What I know about finances can be written on the back of a postage stamp with a shaving brush. I know nothing about stocks, bonds, hedge funds, and derivatives—whatever those are. Indeed, I have the Midas Touch when it comes to speculating: everything I invest in turns into a muffler.
But I was pleased recently to learn a new word, permabear, an investor who believes that the market will inevitably and inexorably plummet. Maybe not today, maybe not tomorrow, but soon, and for the rest of your life. A permabear therefore stays out of the market, keeping their money under the metaphorical mattress. I have no data with which to back up the following assumption, but my guess is that folks who build bomb shelters and stockpile water, rice, and weapons are more likely to be permabears.
The problem with being a complete and utter permabear is that if you’re right and the market does indeed go to heck in a hand basket, then you end up in a bad financial position along with everyone else—jumping out of windows, cashing in your retirement account and taking the cash in your wheelbarrow to the bakery for a loaf of bread.
If the permabear is wrong and the market totters along without implosion or–gasp!–goes up, then the permabear has missed out on keeping up with inflation and their money is worth less. There goes that dream of retiring at age 82. Decades hence, the permabear can’t buy a $47 box of Frosted Flakes with 2024 dollars.
Lots of folks are permabears with their children, believing that the kids aren’t going to amount to anything. When I was your age—a disapproving father squawks at his adolescent son—I was 27 years old already. Again, there’s no good ending. Either the kids continue to not live up to expectations and who wants that? Or the kids do well in which case permabear parenting is just hopelessly wrong.
Speaking of inept parenting, notice how the more noise a parent makes, the less oxygen there is for their child to use. The occasional family origin story has its place, we emigrated with the clothes on our backs, a family photograph, and The Karate Monkey Joke sewed into the lining of your grandmother’s skirt. But incessant reminders of how hard life was don’t allow children to find their own voice, articulate their own experiences, believe that their lives also have meaning. “We had it tough” should make kids appreciative. Instead, a repeated narrative of deprivation might make a child feel that their experience is neither real nor important.

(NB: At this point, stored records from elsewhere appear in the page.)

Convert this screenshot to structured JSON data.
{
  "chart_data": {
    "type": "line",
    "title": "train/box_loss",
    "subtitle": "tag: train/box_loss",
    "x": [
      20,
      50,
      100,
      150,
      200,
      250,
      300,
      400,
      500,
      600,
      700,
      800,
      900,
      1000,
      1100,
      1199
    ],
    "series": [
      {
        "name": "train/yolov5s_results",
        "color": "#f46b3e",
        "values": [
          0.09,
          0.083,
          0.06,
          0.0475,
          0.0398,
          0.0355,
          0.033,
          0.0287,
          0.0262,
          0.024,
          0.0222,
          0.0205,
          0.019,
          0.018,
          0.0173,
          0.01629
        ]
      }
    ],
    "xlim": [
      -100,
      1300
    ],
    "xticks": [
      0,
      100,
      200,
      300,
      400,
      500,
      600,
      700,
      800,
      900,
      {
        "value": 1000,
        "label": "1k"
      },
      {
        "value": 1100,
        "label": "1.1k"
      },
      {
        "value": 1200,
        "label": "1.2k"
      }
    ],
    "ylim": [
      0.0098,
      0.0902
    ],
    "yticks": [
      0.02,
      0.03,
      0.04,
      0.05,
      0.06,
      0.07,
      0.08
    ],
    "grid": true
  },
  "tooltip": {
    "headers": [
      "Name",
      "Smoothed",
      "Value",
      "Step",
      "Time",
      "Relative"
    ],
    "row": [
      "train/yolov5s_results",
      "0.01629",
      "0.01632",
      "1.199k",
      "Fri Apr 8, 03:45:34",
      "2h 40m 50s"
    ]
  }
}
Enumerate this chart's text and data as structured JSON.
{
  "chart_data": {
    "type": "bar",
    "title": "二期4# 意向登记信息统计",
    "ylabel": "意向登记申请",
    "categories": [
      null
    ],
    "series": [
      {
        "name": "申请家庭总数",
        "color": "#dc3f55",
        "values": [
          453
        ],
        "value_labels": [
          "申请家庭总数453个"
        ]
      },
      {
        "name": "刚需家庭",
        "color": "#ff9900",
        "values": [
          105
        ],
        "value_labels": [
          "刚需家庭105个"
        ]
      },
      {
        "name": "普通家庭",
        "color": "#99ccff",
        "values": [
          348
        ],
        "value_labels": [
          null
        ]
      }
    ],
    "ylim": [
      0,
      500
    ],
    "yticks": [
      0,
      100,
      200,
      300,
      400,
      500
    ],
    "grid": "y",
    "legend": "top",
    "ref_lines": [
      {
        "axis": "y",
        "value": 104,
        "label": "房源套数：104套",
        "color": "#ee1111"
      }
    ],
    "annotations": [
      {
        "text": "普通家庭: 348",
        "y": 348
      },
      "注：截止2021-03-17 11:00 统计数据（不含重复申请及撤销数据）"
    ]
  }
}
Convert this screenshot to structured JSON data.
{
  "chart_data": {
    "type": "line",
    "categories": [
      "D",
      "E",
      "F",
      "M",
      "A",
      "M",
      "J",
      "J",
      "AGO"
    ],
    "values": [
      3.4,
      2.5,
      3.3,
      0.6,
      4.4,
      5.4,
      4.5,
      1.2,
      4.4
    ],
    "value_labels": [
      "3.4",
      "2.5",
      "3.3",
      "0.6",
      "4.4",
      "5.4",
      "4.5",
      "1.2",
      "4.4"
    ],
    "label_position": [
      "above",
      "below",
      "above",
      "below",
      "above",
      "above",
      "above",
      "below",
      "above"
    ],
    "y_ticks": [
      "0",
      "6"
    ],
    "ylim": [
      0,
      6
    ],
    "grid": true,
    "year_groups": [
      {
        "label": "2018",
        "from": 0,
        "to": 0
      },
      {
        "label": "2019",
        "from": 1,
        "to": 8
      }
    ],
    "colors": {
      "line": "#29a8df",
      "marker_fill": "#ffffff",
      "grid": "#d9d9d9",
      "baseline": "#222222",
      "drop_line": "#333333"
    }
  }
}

Kids have been tuning out for generations. Could part of the reason that kids reject our narrative be that they’ve heard it so loudly and so frequently? Could they be tired of quotidian reminders of how they should think like us, feel like us, be like us?
Comparisons are odious because thinking somebody else’s child is always greener doesn’t just make the parent feel miserable. Accepting your kid for who she is—imperfections, limitations, and all–makes for an easier life, both yours and your child’s.
At the risk of noting a politically volatile issue, while income disparity is certainly morally repugnant, the least of us in this country in 2024 has access to miraculous medicine, technology, and opportunity for which the wealthiest in midlevel times could only dream. The likelihood that your child or your partner will die in childbirth is, to a first approximation, zero. Whereas in Shakespeare’s time, children weren’t baptized until their first birthday because there was every possibility that the baby would succumb to a host of diseases for which Londoners had neither names nor understanding, an infectious model of disease some two and a half centuries in the future.
If you must look over the fence into the life of your neighbor’s child, at least consider using the lens of Hans in Luck from 1812. As you remember from you parent reading to you or from your telling the story to your child, Hans trades his wages—paid in silver in those days–for a horse. He swaps the horse for a cow, the cow for a goose, the goose for a stone, and is pleased when the stone sinks into the river. Hans ends up with nothing. You are doing so much better with your child than Hans was.
Was Hans the precursor of modern day permabears? Jacob and Wilhelm Grimm didn’t say. The brothers mention just how bad parent child relations could get—stepmothers sending their kids off to get lost in the woods, princesses pricking their fingers and snoozing for a hundred years–enough misery to keep generations of children trembling under the covers long past bedtime.
If you must compare your situation with the seven-foot-tall, impossibly attractive, polyglot, valedictorian next door, think not of the student council president, star quarterback, voted most popular, handsome kid. Consider instead the severely autistic 17-year-old, still in diapers who hits himself in the head hard enough to bleed all over the car on the way to the facility, the young adult who needs round-the-clock care, the kid who will never smile, say thank you, or go to the bathroom by himself.
A healthy child, even one without an A in algebra, is as good as it gets.
Be grateful for what you have–a neurotypical child with ten fingers and ten toes—which, if you remember, was exactly what you promised was all you would ever ask for when the contractions started coming every three minutes.
Again, I don’t know anything about investing. But I’m convinced that permabear parenting is a one-way ticket to the intersection of Disappointment Street and Missed Opportunity Avenue.
Now stop reading this lengthy blog post and go take your kids to the park and throw a ball with them. Because whatever the market does, whatever and where ever the kids end up, this day will not come again.